Неведомый Якоб Фрошаммер сам по себе казался чудным примером для юмора. Его и сейчас тут решительно никто не знал. Поскольку два его ученика, несомненно, уже умерли, я осталась одна на свете — специалисткой но таинственному Фрошаммеру, истолковательницей его теории, — в мире, который показал себя за истекшие десятилетия достаточно фантастичным, — и среди ученого синклита веселый смех встретил тему моей несостоявшейся диссертации. Лед был сломан. Тут мне вспомнились студенческие мои причуды, — их нынче, подражая английскому, назвали бы «хобби». Было у меня такое хобби, деятельно проявлявшееся долгими вечерами в библиотеке Румянцевского музея. Там я, в эпоху подготовки к сдаче экзамена по латыни, необходимого для обучения в старой высшей школе, — вдруг вместо классики увлеклась средневековой латынью. Я увлеклась ее облегченным, поэтическим звучаньем, ее приближеньем к итальянскому, ее «coeli coelorum», небом небес, — в исповеди Августина Блаженного, и целые тетрадки потратила на переписку средневекового «Жития святых» — «Acta Sanctorum», — неизвестно, для какой надобности. Но сейчас эта моя юношеская странность вдруг пригодилась, чтоб сообщить о своем бывшем хобби католическому ректору и тем примирить его с моей особой.

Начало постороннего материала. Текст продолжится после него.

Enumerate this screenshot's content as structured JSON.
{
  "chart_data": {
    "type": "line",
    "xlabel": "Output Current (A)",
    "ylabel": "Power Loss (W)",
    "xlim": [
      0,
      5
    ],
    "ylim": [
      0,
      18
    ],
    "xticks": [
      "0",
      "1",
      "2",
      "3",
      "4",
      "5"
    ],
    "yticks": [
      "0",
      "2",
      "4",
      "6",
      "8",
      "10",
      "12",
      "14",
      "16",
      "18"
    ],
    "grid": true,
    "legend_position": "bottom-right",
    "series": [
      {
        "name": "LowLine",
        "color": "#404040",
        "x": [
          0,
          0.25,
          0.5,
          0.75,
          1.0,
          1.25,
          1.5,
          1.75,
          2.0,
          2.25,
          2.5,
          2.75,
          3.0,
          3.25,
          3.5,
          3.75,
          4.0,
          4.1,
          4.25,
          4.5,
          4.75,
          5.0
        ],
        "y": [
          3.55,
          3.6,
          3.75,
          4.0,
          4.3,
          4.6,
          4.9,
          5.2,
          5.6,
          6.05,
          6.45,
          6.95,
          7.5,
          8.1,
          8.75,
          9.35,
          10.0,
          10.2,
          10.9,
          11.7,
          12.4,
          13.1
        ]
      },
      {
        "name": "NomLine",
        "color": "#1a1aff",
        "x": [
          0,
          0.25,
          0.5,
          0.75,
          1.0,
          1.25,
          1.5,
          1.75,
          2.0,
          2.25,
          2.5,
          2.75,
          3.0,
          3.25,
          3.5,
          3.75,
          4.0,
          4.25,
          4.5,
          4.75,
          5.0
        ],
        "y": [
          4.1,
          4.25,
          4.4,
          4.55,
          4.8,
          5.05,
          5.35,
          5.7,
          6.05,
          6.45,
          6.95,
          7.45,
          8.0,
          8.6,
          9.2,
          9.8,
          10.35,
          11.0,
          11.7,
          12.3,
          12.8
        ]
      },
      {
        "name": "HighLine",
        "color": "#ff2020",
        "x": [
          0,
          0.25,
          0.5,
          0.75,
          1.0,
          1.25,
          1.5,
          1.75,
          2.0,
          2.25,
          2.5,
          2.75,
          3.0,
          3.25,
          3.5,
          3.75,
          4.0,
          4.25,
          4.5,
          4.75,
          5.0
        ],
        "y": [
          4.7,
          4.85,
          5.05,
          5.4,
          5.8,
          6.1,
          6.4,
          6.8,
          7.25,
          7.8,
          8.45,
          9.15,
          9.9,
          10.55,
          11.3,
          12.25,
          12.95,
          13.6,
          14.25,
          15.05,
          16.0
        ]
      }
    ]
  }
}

А во время застольной беседы, слева от меня, сидел седовласый, угрюмый старик с большим портфелем наготове. Это был старик не простой — русский эмигрант, профессор Чижевский. На вопрос, родня ли он покойному советскому ученому Чижевскому, автору интересной книги «Солнце и мы», он отрывисто ответил, что тот был сумасшедший, и вообще, подобно Ломброзо, обозвал всех значительных людей сумасшедшими (по-немецки это образнее звучит — verrückt, передвинутый), а когда я ему напомнила Ломброзо, энергично причислил к сумасшедшим и самого Ломброзо. Так вот этот старый филолог вытащил из портфеля первое издание моей «Orientalia» 1911 года, и объявил, что приобрел его в здешнем букинистическом магазине за три марки. Как я пожалела, что у меня не было времени порыться у букинистов! Ведь этого редкого издания с обложкой работы покойного художника Якулова у меня нет у самой.